Когда надо пошутить, я сам с тобой пошучу.
– Подонок, – прошипела Машенька. – Мне же больно. Отпусти.
Напоследок он сдавил худенькие ладошки так, что хрустнули косточки. Поднялся, пошел к двери. Бросил на ходу:
– Две минуты на сборы. Иначе выкину голую.
Выпил рюмку коньяку. Подумал: ничего, с ней по-другому нельзя. Пусть привыкает.

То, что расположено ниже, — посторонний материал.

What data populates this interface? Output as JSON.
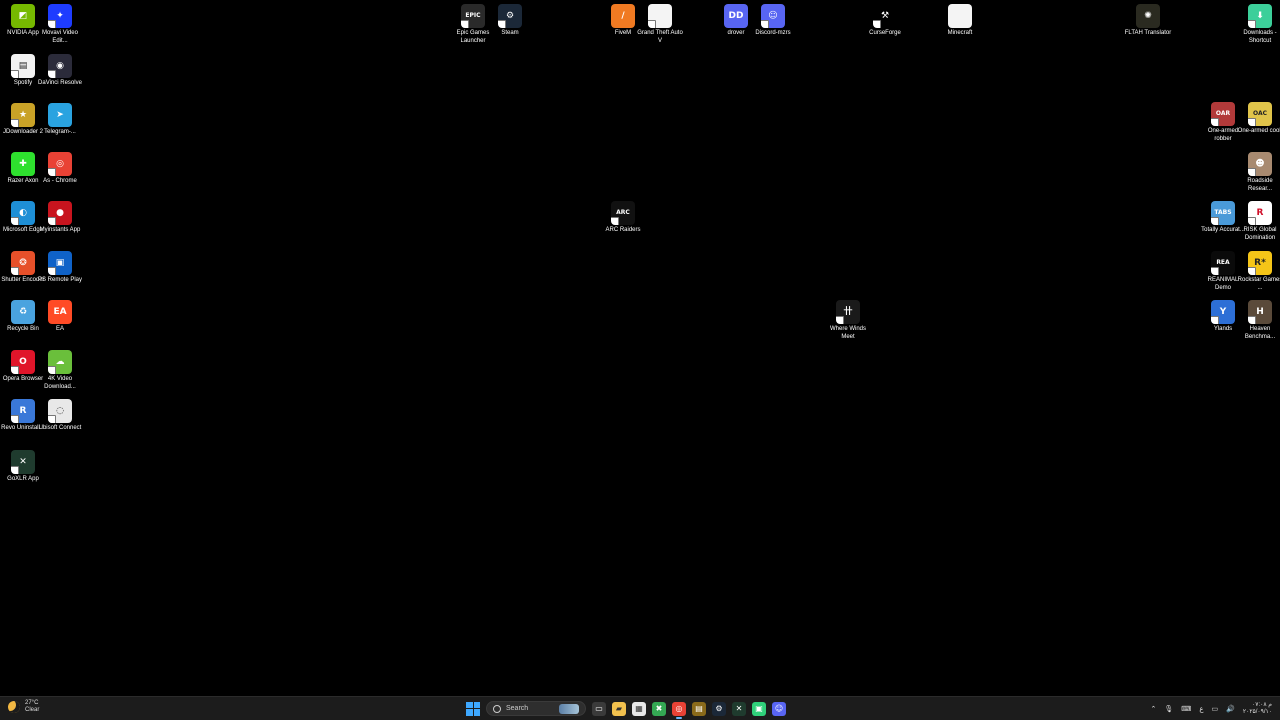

За свою тридцатишестилетнюю жизнь Монастырский понял про женщин главное: все они, молодые и старые, смирные и наглые, красивые и дурнушки, ищут себе хозяина, как бродячие собаки, и если чувствуют в мужчине слабину, становятся неуправляемыми. Женщина может быть полезной и преданной, когда крепко держишь ее одной рукой за глотку, а другой за влагалище. Они любят только победителей. Наверное, именно по этой причине он ни разу не женился, словно предчувствовал, что когда-нибудь, в печальную пору внезапно ослабеет, и женщина, которой неразумно доверится, в тот же час нанесет ему последний укол в сердце.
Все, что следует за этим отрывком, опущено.